2.3.3 Auch soweit sich die Kläger gegen die konkrete im Planfeststellungsbeschluss festgelegte Höhe der Kappungsgrenze von 30 % des Verkehrswertes von Grundstück und Gebäude und die damit einhergehende entsprechende Begrenzung der Entschädigungshöhe wenden, sind keine wesentlichen, zu einer Abweichung von den Ausführungen in den Musterurteilen nötigenden Besonderheiten erkennbar.
2.3.3.1 Insbesondere vermag der Senat dem Argument der Kläger nicht zu folgen, das von ihnen bewohnte Haus lasse sich in rechtserheblicher Weise nicht vergleichen mit den Gebäuden, die der Planfeststellungsbeschluss und die Ausführungen in den Musterurteilen zur Rechtfertigung der Kappungsgrenze von 30 % im Auge gehabt hätten. Die betreffende Regelung erfasst auch solche Gebäude, die – wie die Kläger für ihr Haus, wenn auch unsubstantiiert, behaupten – trotz ihres guten baulichen Zustands infolge ihrer besonderen Bauweise nur unter besonders hohen Kosten mit wirksamen Schallschutzeinrichtungen versehen werden könnten.
Wie der Senat in den Musterurteilen ausgeführt hat, rechtfertigt sich die Regelung in Teil A II 5.1.7 Abs. 2 des Planfeststellungsbeschlusses aus dem in § 74 Abs. 2 Satz 3 VwVfG angelegten Grundsatz der Verhältnismäßigkeit der Aufwendungen, die dem Träger eines Vorhabens auferlegt werden dürfen (vgl. Urteil vom 16. März 2006 – BVerwG 4 A 1075.04 – a.a.O. Rn. 422). Diese Aufwendungen dürfen nicht außer Verhältnis zum angestrebten Schutzzweck stehen. Der Geldausgleich ist ein Surrogat für Lärmschutzeinrichtungen und nicht als Äquivalent für Maßnahmen konzipiert, die einer grundlegenden Gebäudesanierung gleich oder nahe kommen mit der Folge, dass das Gebäude praktisch seine ursprüngliche Identität verlöre. Dabei handelt es sich um einen objektiven Maßstab, der an die Beschaffenheit des Gebäudes unabhängig davon anknüpft, auf welche Ursache diese besonders hohe Kosten erfordernde Gebäudeeigenschaften zurückzuführen sind. Insbesondere kommt es nicht darauf an, ob der Eigentümer (oder ein Rechtsvorgänger) den Zustand des Gebäudes in dem Sinne verantworten muss, dass er die gebotene Instandhaltung vernachlässigt hat und er nunmehr versucht, diese Versäumnisse durch eine entsprechende Entschädigung wettzumachen. Der in der Begründung des Planfeststellungsbeschlusses (Seite 666) verwendete Begriff der “schlechten Bausubstanz” kennzeichnet nur einen typischen Anwendungsfall für die Unverhältnismäßigkeit zwischen zu erreichendem Schutzzweck und Höhe der Aufwendungen.

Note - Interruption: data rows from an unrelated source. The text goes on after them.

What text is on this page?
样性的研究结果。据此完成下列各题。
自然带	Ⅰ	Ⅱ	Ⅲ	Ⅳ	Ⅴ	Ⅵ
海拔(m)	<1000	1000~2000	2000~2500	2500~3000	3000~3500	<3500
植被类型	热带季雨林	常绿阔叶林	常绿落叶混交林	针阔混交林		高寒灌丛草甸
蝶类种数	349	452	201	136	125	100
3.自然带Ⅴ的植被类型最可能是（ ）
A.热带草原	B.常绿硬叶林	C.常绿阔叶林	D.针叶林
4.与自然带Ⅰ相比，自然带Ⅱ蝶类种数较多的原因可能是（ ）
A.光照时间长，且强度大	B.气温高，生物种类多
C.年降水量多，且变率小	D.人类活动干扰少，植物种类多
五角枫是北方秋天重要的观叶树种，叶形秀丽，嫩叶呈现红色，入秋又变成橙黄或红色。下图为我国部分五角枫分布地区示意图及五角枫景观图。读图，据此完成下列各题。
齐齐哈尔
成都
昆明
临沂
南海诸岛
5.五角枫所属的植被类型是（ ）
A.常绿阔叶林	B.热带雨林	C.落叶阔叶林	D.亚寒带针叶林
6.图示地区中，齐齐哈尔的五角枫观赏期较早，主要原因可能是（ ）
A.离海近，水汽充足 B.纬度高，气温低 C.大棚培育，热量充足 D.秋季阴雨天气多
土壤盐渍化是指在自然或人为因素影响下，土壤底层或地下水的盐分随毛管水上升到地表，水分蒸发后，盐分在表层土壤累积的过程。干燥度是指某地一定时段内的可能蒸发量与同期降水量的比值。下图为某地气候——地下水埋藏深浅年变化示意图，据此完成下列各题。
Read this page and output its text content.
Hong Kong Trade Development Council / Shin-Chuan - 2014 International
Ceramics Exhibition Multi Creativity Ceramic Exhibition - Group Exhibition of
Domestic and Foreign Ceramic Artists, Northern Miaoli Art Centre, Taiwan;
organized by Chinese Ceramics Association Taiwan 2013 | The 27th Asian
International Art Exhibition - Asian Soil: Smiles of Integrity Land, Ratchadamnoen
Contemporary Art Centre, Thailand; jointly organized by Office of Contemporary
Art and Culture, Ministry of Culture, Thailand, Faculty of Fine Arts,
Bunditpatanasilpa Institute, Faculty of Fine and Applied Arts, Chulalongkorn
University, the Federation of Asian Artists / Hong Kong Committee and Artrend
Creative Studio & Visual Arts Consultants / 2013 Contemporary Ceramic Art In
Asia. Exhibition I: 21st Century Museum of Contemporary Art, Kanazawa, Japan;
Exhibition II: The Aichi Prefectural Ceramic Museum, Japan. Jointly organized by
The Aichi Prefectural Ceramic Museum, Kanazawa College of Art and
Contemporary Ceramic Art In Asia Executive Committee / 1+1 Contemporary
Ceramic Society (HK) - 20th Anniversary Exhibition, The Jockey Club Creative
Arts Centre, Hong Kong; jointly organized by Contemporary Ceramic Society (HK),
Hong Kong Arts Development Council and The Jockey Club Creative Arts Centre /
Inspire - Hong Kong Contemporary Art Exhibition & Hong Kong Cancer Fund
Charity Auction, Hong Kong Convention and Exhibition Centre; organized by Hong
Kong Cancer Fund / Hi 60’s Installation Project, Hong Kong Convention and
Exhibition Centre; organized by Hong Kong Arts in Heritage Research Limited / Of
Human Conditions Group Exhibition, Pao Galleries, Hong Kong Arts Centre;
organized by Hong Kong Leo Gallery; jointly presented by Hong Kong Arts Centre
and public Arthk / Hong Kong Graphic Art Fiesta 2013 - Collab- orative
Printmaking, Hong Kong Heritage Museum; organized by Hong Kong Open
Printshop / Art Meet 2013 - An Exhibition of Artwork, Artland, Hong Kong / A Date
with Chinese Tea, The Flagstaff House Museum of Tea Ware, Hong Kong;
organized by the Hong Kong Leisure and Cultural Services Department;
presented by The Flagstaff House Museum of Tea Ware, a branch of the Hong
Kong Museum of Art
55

Gemessen an diesem Regelungszweck unterfällt auch das Wohngebäude der Kläger der Begrenzung der fraglichen Bestimmung des Planfeststellungsbeschlusses. Nach deren Angaben sind die behaupteten hohen Aufwendungen für wirksame Schallschutzeinrichtungen auf die besondere Bauweise und die Anzahl der Fenster und damit auf Umstände zurückzuführen, die von der Bestimmung über die 30 % – Kappungsgrenze erfasst werden. Dem Antrag der Kläger, durch Einholung eines Sachverständigengutachtens Beweis über den guten Zustand des Wohngebäudes zu erheben, ist somit wegen rechtlicher Unerheblichkeit des Beweisthemas nicht nachzugehen.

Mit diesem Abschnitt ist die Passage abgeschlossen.